Markets March 2017 16 Mar 2017
Markets generally are continuing to rally. Below we look into the he key reasons for this.
US markets have been rallying for sometime in the hope that Donald Trump’s policies will relate he United States economy because he has promised to make cash avaliable forninfrastructure and to implement business friendly tax and investment policies.
US Interest rates
The Federal reserve has started to slowly Increase Interest Rates. Usually this might be expected to put the breaks on equity markets. However there is an argument that this time around the raising of interest rates is a sign that the US economy is getting back to normal after the 2008/9 crash. As investors become increasingly confident of the economies resilience this is creating a virtuous circle as more cash is being invested into markets.
15th March the Fed increased interest rates a further quarter of a percent as expexted. Markets had been expecting the Fed to say it was looking to increase rates again in the short term but the accompanying statement was more measured. As a result the expectations of another increase in the short term receded another nda this helped markets to rally.
Investors had feared a right wing party would win the Dutch elections and that this could contribute to further weakening the EU generally.
As a more liberal party won this problem has received for now. A disorderly collapse of the Euro would not be good for markets in the short term although in my view could lead to accelerated growth across Europe over the more medium term.
Emerging Market Growth
Emerging economies continue to grow well despite much pessimism around and indeed the fact that there is still a prevailing amount of pessimism is possibly helpful for markets.

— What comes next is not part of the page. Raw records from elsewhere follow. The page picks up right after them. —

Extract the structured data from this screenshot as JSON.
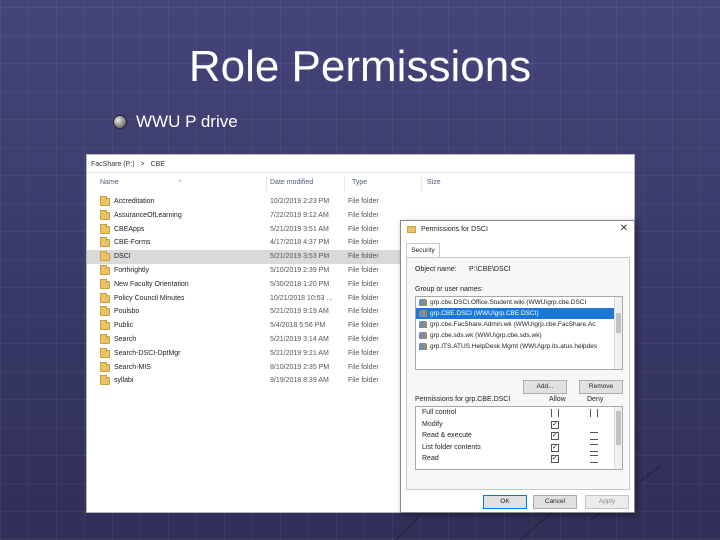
{
  "slide": {
    "title": "Role Permissions",
    "bullet": "WWU P drive"
  },
  "explorer": {
    "breadcrumb": [
      "FacShare (P:)",
      ">",
      "CBE"
    ],
    "columns": {
      "name": "Name",
      "date": "Date modified",
      "type": "Type",
      "size": "Size"
    },
    "rows": [
      {
        "name": "Accreditation",
        "date": "10/2/2019 2:23 PM",
        "type": "File folder",
        "selected": false
      },
      {
        "name": "AssuranceOfLearning",
        "date": "7/22/2019 9:12 AM",
        "type": "File folder",
        "selected": false
      },
      {
        "name": "CBEApps",
        "date": "5/21/2019 3:51 AM",
        "type": "File folder",
        "selected": false
      },
      {
        "name": "CBE-Forms",
        "date": "4/17/2018 4:37 PM",
        "type": "File folder",
        "selected": false
      },
      {
        "name": "DSCI",
        "date": "5/21/2019 3:53 PM",
        "type": "File folder",
        "selected": true
      },
      {
        "name": "Forthrightly",
        "date": "5/10/2019 2:39 PM",
        "type": "File folder",
        "selected": false
      },
      {
        "name": "New Faculty Orientation",
        "date": "5/30/2018 1:20 PM",
        "type": "File folder",
        "selected": false
      },
      {
        "name": "Policy Council Minutes",
        "date": "10/21/2018 10:53 ...",
        "type": "File folder",
        "selected": false
      },
      {
        "name": "Poulsbo",
        "date": "5/21/2019 9:19 AM",
        "type": "File folder",
        "selected": false
      },
      {
        "name": "Public",
        "date": "5/4/2018 5:56 PM",
        "type": "File folder",
        "selected": false
      },
      {
        "name": "Search",
        "date": "5/21/2019 3:14 AM",
        "type": "File folder",
        "selected": false
      },
      {
        "name": "Search-DSCI-DptMgr",
        "date": "5/21/2019 9:21 AM",
        "type": "File folder",
        "selected": false
      },
      {
        "name": "Search-MIS",
        "date": "8/10/2019 2:35 PM",
        "type": "File folder",
        "selected": false
      },
      {
        "name": "syllabi",
        "date": "9/19/2018 8:39 AM",
        "type": "File folder",
        "selected": false
      }
    ]
  },
  "dialog": {
    "title": "Permissions for DSCI",
    "close_icon": "close-icon",
    "tab_security": "Security",
    "object_name_label": "Object name:",
    "object_name_value": "P:\\CBE\\DSCI",
    "group_label": "Group or user names:",
    "groups": [
      {
        "text": "grp.cbe.DSCI.Office.Student.wiki (WWU\\grp.cbe.DSCI",
        "selected": false
      },
      {
        "text": "grp.CBE.DSCI (WWU\\grp.CBE.DSCI)",
        "selected": true
      },
      {
        "text": "grp.cbe.FacShare.Admin.wk (WWU\\grp.cbe.FacShare.Ac",
        "selected": false
      },
      {
        "text": "grp.cbe.sds.wk (WWU\\grp.cbe.sds.wk)",
        "selected": false
      },
      {
        "text": "grp.ITS.ATUS.HelpDesk.Mgmt (WWU\\grp.its.atus.helpdes",
        "selected": false
      }
    ],
    "add_label": "Add...",
    "remove_label": "Remove",
    "permissions_label": "Permissions for grp.CBE.DSCI",
    "allow_label": "Allow",
    "deny_label": "Deny",
    "permissions": [
      {
        "name": "Full control",
        "allow": false,
        "allow_style": "tall",
        "deny_style": "tall"
      },
      {
        "name": "Modify",
        "allow": true,
        "allow_style": "box",
        "deny_style": "none"
      },
      {
        "name": "Read & execute",
        "allow": true,
        "allow_style": "box",
        "deny_style": "box"
      },
      {
        "name": "List folder contents",
        "allow": true,
        "allow_style": "box",
        "deny_style": "box"
      },
      {
        "name": "Read",
        "allow": true,
        "allow_style": "box",
        "deny_style": "box"
      }
    ],
    "ok_label": "OK",
    "cancel_label": "Cancel",
    "apply_label": "Apply"
  },
  "colors": {
    "slide_background": "#3a3a6a",
    "selection_blue": "#1a78d7",
    "folder_yellow": "#e9c466"
  }
}
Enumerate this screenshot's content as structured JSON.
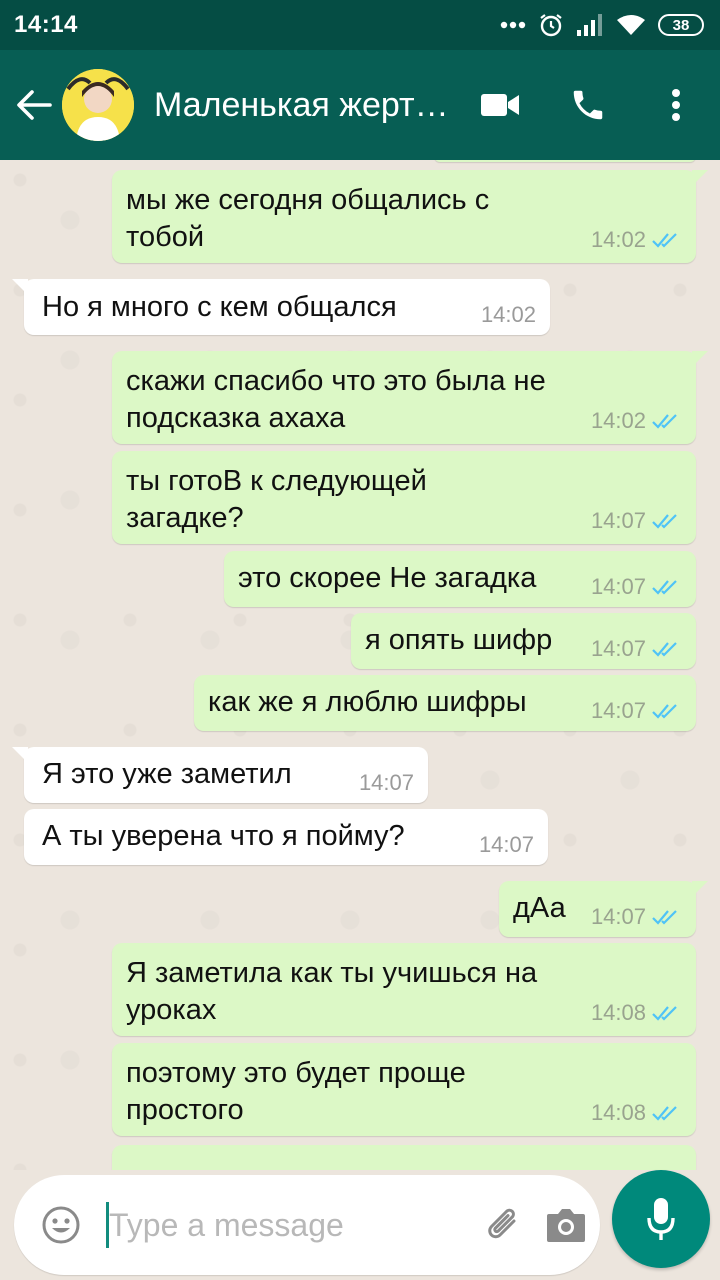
{
  "status_bar": {
    "time": "14:14",
    "battery": "38"
  },
  "header": {
    "contact_name": "Маленькая жерт…",
    "colors": {
      "toolbar": "#075e54",
      "status_bar": "#054d44"
    }
  },
  "messages": [
    {
      "dir": "out",
      "lines": [
        "мы же сегодня общались с",
        "тобой"
      ],
      "time": "14:02",
      "status": "read"
    },
    {
      "dir": "in",
      "lines": [
        "Но я много с кем общался"
      ],
      "time": "14:02"
    },
    {
      "dir": "out",
      "lines": [
        "скажи спасибо что это была не",
        "подсказка ахаха"
      ],
      "time": "14:02",
      "status": "read"
    },
    {
      "dir": "out",
      "lines": [
        "ты готоВ к следующей",
        "загадке?"
      ],
      "time": "14:07",
      "status": "read"
    },
    {
      "dir": "out",
      "lines": [
        "это скорее Не загадка"
      ],
      "time": "14:07",
      "status": "read"
    },
    {
      "dir": "out",
      "lines": [
        "я опять шифр"
      ],
      "time": "14:07",
      "status": "read"
    },
    {
      "dir": "out",
      "lines": [
        "как же я люблю шифры"
      ],
      "time": "14:07",
      "status": "read"
    },
    {
      "dir": "in",
      "lines": [
        "Я это уже заметил"
      ],
      "time": "14:07"
    },
    {
      "dir": "in",
      "lines": [
        "А ты уверена что я пойму?"
      ],
      "time": "14:07"
    },
    {
      "dir": "out",
      "lines": [
        "дАа"
      ],
      "time": "14:07",
      "status": "read"
    },
    {
      "dir": "out",
      "lines": [
        "Я заметила как ты учишься на",
        "уроках"
      ],
      "time": "14:08",
      "status": "read"
    },
    {
      "dir": "out",
      "lines": [
        "поэтому это будет проще",
        "простого"
      ],
      "time": "14:08",
      "status": "read"
    }
  ],
  "input": {
    "placeholder": "Type a message"
  },
  "colors": {
    "outgoing_bubble": "#dcf8c6",
    "incoming_bubble": "#ffffff",
    "read_ticks": "#4fc3f7",
    "mic_button": "#00897b"
  }
}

The UK economy has faired far more resiliantly than most forecasters expected.Again this has helped investors confidence as they realise the underlying economy may well be in better shape than they expected.
FTSE 100 while the FTSE is at a recent high it made 6999 on 31st December 1999. Therefore it has not really gone very far in 16 years. of course if you add in income then the FTSE has performed well. It has of course had a rocky ride over that period.
The FTSE 350 dividend yield is still on average 3.5%. Much more than investors can get from a bank or from government bonds (10 year bonds yield 1.22%). This acts as an incentive to buy shares.